Abstract

It has become very difficult today to assume that we are living in a world which is postcolonial just in the sense that the curse of colonialism is over. The questions of how one nation is dominating the other and how such dominating forces can be resisted have become the salient issues of the anti-colonial movements worldwide. The postcolonial studies are focusing on the contemporary neocolonial tendencies especially after when America has invaded Afghanistan and has also attacked Iraq for building a New American Empire. Globalization seems to have changed the world so radically that it has become meaningless if we try to perceive the world either from the perspectives of how the European colonizers wanted it to be or as totally decolonized from any exploitative networks. Michael Hardt and Antonio Negri in their seminal work, Empire (2000) have argued that they have used the term ‘Empire’ to refer to the emergence of a new sovereign power in the world politics which is predominating over all the other nations in contemporary times. According to them, one can understand this present-day power structure best by comparing it with how the European powers had maintained their sovereignty and empires during the colonial period.
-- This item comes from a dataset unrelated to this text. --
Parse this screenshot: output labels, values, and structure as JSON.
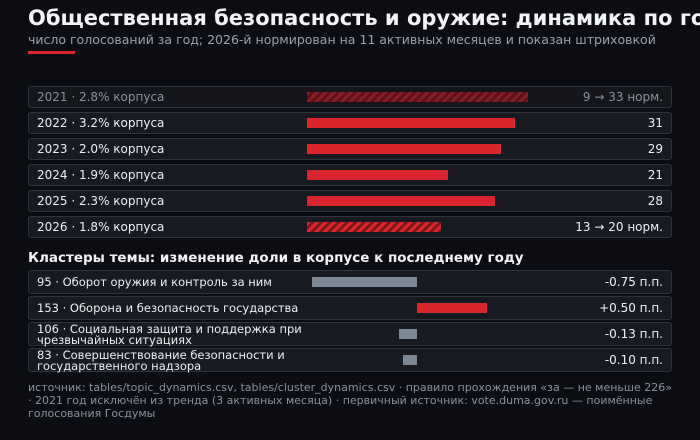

Simon Gikandi has accurately observed that, what is very new in globalization is that it has appropriated certain identical postcolonial terms like ‘hybridity’ and concepts like the ‘other’. All these different postcolonial terms and concepts had always been ignored by the former social scientists. This paper will be exploring why it is irrelevant to assume that this new postcolonial globalized culture, as it is reflected in some postcolonial literary images and narratives, does not seem to have any functional impact in changing the socio-cultural relationships of the people of this contemporary global world. This paper will also focus on why in the contemporary globalization the native is found to be contaminated by the west and therefore dangerously ‘un-otherable’ and no longer available as the pure. This paper will also address as to how globalization apart from carrying the overwhelming connotations of cosmopolitanism and evaporating the geo-political centres and margins, is intensifying the pre-existing global asymmetries and pre-empting the postcolonial critics from analyzing the operative networks of the contemporary neoimperial forces.